AndrewJ,
It's worse. Heres what a security consultant wrote
http://www.smh.com.au/comment/why-i-...08-gqnapp.html
Now, as for a little digging, it turns out
- the URL resolves to two IP addresses in Canada, so that data isn't kept on-shore;
- the TLS tunnel ends offshore at IBM in the US, so the PATRIOT act applies and whatever ABS says about security is balderdash as the US agencies already have it, and... worse...
- the data is stored PLAIN TEXT - its not encrypted, so the US didn't even have to work for it;
- the software is javascript, by IBM, who didn't even make any attempt to secure it - the source code is accessible as plain text implying the whole thing has probably been hacked anyway by bots submitting bogus data;
- if you watch the video clips from ABS they do not offer any assurance at all concerning privacy. The privacy act 2014 didn't get a mention, and there's no clearly stated intent to respect privacy. There's lots of soft mumbo jumbo waffle, but they do not come out cleanly and say your identity will be protected.
Which means ABS HAS NO INTENTION of keeping it private.

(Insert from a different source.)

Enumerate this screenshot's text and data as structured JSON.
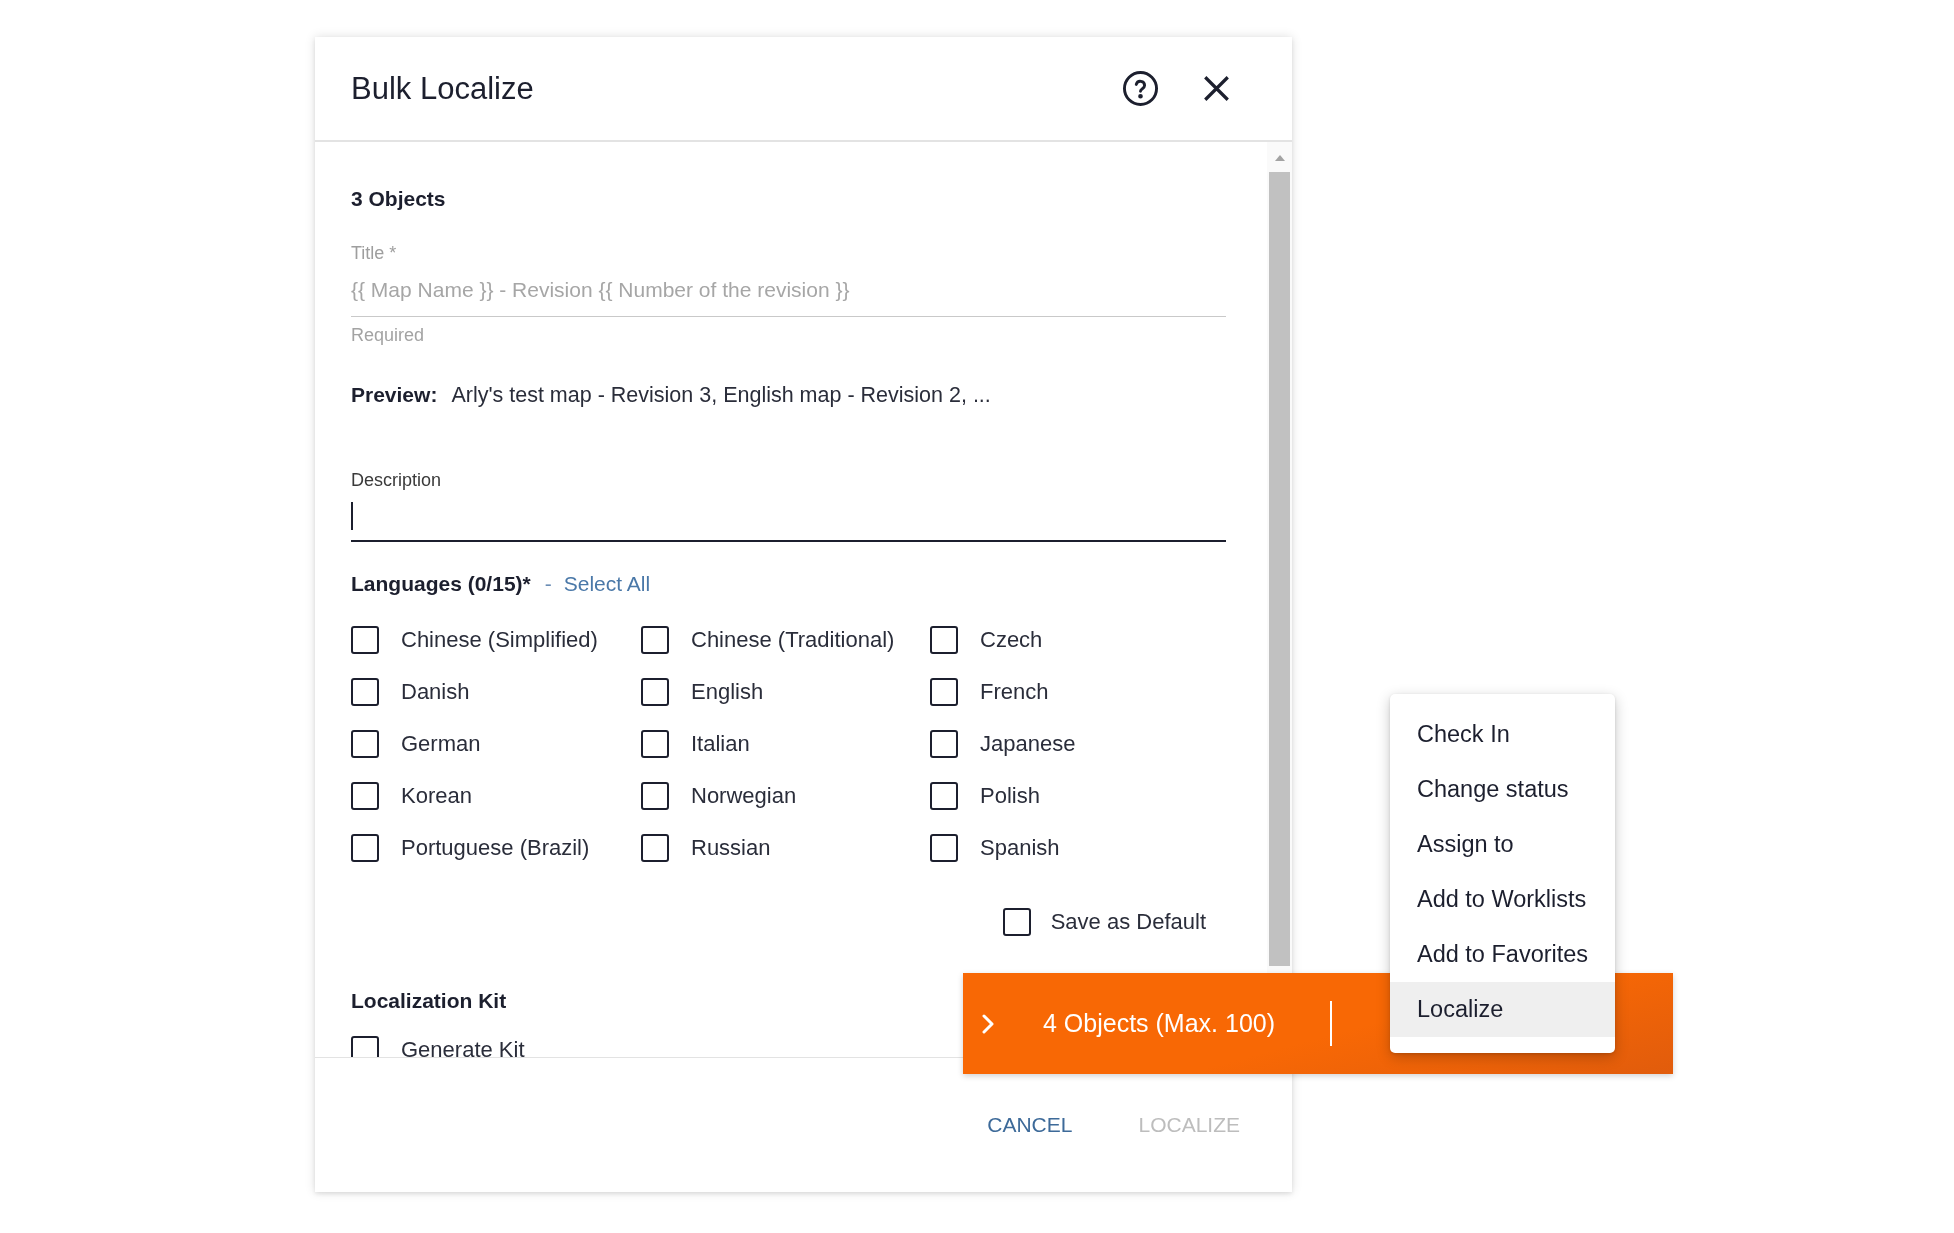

Now... why would they want enough data to uniquely identify you ? They intend to offer the data to any prepared to buy the data to match you to whatever databases those organisations have. Including potential identity thieves.
By the way, your birth date and postcode will identify 90% of the population uniquely so please give you age in years, not birthdate.
I'm going to be Mr Householder Householder.
Unit number blank and I'm swapping the last two digits of the postcode, oops a typo your honour.
What I do at work ? Answer phone calls and write emails, perfectly correct and utterly useless..
I'm waiting to see if they attempt to send a fine to "Householder".